As governor, Peyton would support development of a hemp industry and hemp products.
"It's so good in every manner that it's really negligent of the current administration not to take a minuscule amount from the budget and put it into hemp research and development in the colleges," she said.
Without that investment, she said, "where are we going to get a demand for the crop? Who are going to be the entrepreneurs? Who are going to be the people who create the chocolate ice cream, who create the snow boards, who create the pens? Where are they coming from, and why allow the farmers to grow it without that?"
Peyton took positions on a variety of other topics including:
-- Marijuana:
"I believe we need to be legal to grow," Peyton said. "Its potential as a medical plant is huge to replace our opiate addiction. We should be having research and development on its curative powers. And as far as people smoking it, I would prefer that they grew what they smoked."
-- Health care:
Peyton wants a more efficient, effective system that includes rewards for healthy habits; she also wants to address "the over-stressors that lead to such extensive care demands."
"It will also include better bargaining power for needed services and opening simple clinics with a minimum of the health-care budget," she said. "It will also include strict (limits) on opiate prescription practices and stricter oversight of all psychiatric-medicating practices."
-- Energy:
"Everywhere that we're using petrochemicals, we are defiling our environment, which means higher health costs," Peyton said. "We are also harming ourselves with the big wind up north."

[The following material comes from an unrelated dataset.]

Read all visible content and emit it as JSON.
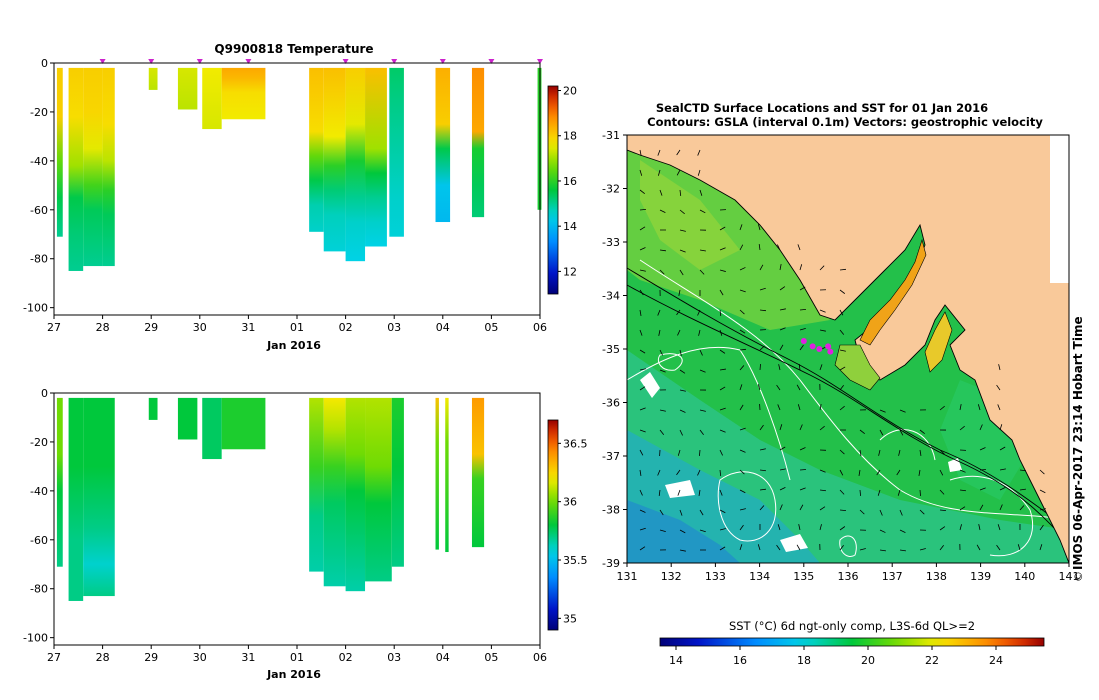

She favors development of new solar and wind technology.
"In general, we want to encourage each community to be self-sufficient energetically -- each household," Peyton said. "And of course, this means a different sort of distribution of wealth, because dependency on central utilities means wealth for utility owners. And I'm more interested in the wealth and health of the people than centralized utilities."
Peyton added that "what we ought to be doing in order to be a stronger state is to have smaller grids, communitywide grids, that can be fed into by solar."
-- Education:
Peyton wants more school choice and more independence among schools. Adoption of common standards, she said, "is extremely damaging to our future as individuals."
"We need to embrace every unqiueness we can," Peyton said. "Our goal needs to be changed in education. And our one goal is for the joy of learning, the excitement of learning -- that light to be fueled in every child."
The campaign is online at www.emilypeyton.org.